I’ve been watching the news and seen the pictures of snow-covered landscapes, cars trapped in drifts, people being rescued, power-lines down and sadly people have died in this present dreadful and unseasonable weather. Travel and communication and ordinary life has been disrupted. My daughter’s flight home on Friday night was delayed by six hours because of snow and ice where she was flying from…
We have no snow here. It’s cold, it’s pretty miserable, the wind is icy and it keeps raining but fortunately (or unfortunately if you like walking and playing in the snow) we have no snow.
I was reminded of the bad winter of 1962/3 when my sister and I were little girls and my parents took us from Cambridge to Sheffield to visit cousins. There were no motorways in those days, all A-roads if you were lucky, no service stations… the transport system was on the eve of big change. Our car was an Austin A35, a small, sturdy little beast made by Austin So off we set, mum Monica and dad Donald in the front, my sister Andy and I in the back. There were no children’s car seats so Andy’s feet rested on a box because she was so small. The journey should have taken about four hours, there were no motorways but there was not so much traffic on the roads either.

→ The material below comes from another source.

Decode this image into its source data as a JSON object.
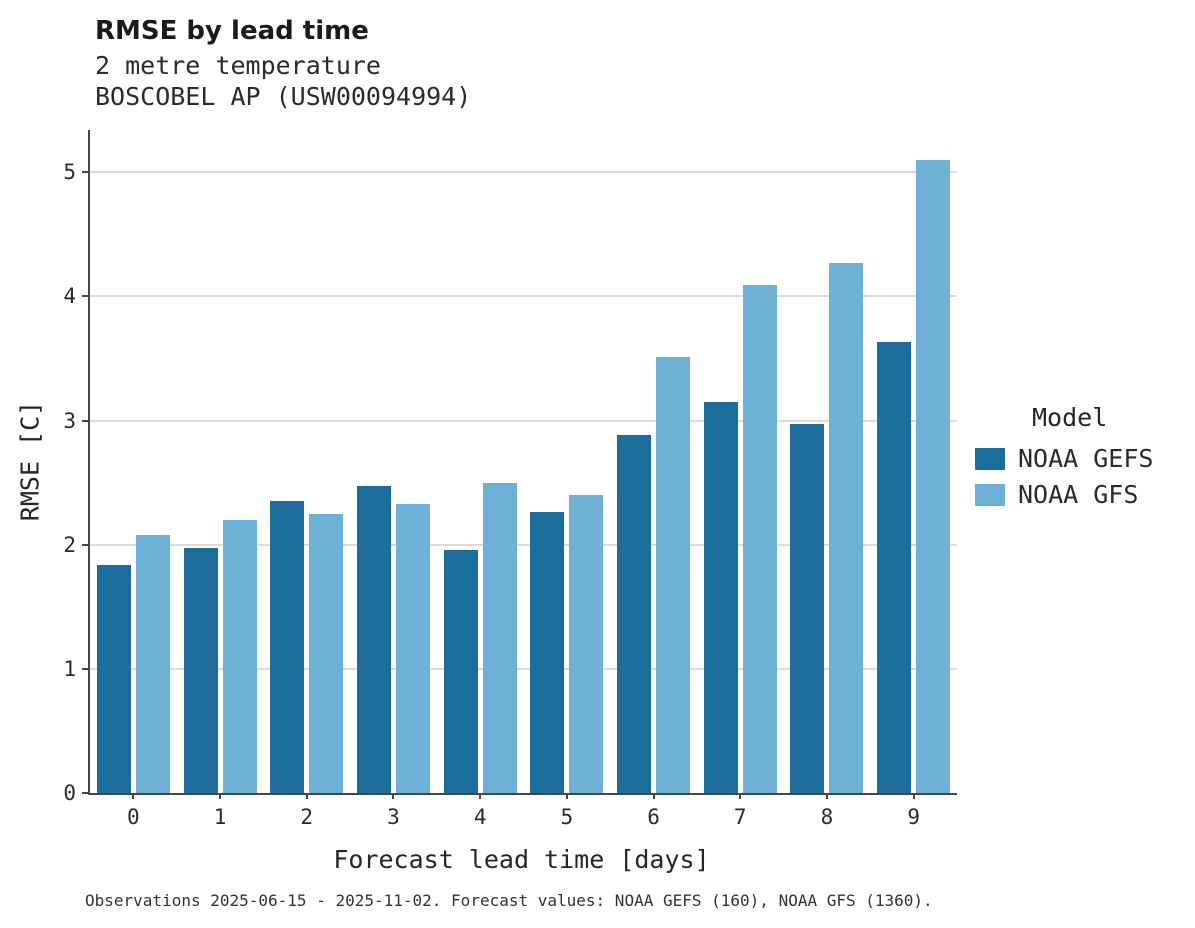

The snow came down, and kept on coming, it was virtually blizzard conditions but to us children it seemed like an exciting adventure; I’d read my adventure books, I’d read stories of Arctic travel, Himalayan adventure, and crossing frozen wastes of Russia or prairies of Canada. We had no heating in the car, no screen warmers, one setting for the windscreen-wipers, no radio… and yet to us instead of it being a dreadful journey to complain and moan about it was an exciting adventure… this must have been down to my Monica and Donald, I think, they must have set the tone, neither panicking nor complaining as the hours went by. Monica didn’t drive at that time, so Donald drove all the way in the tiny little unheated tin box.

At one point we stopped and Donald bought some glycerine to try and keep the windscreen clear of ice, there were no anti-ice sprays then, no antifreeze in the screen wash – because there was no screen wash. Another time we stopped at a t-junction at the bottom of a hill and the motorist behind us slipped into us. Dad got out and the man was accusing him of backing into him; Donald argued that he couldn’t back up a hill, the man had slid down, even though he had his brakes on. Donald had been a paratrooper and although he was quite small, I guess the man decided Donald was right and not wanting to pursue the argument, got back in his car.
At last we arrived! With great excitement, and no doubt hungry and thirsty and very, very cold, we rushed into Uncle Sid and Aunty Erica’s house, all we children wanted to see or twin cousins, Dick and Will… and the next day when they suggested we went out in the snow sledging, we could think of nothing more fun!!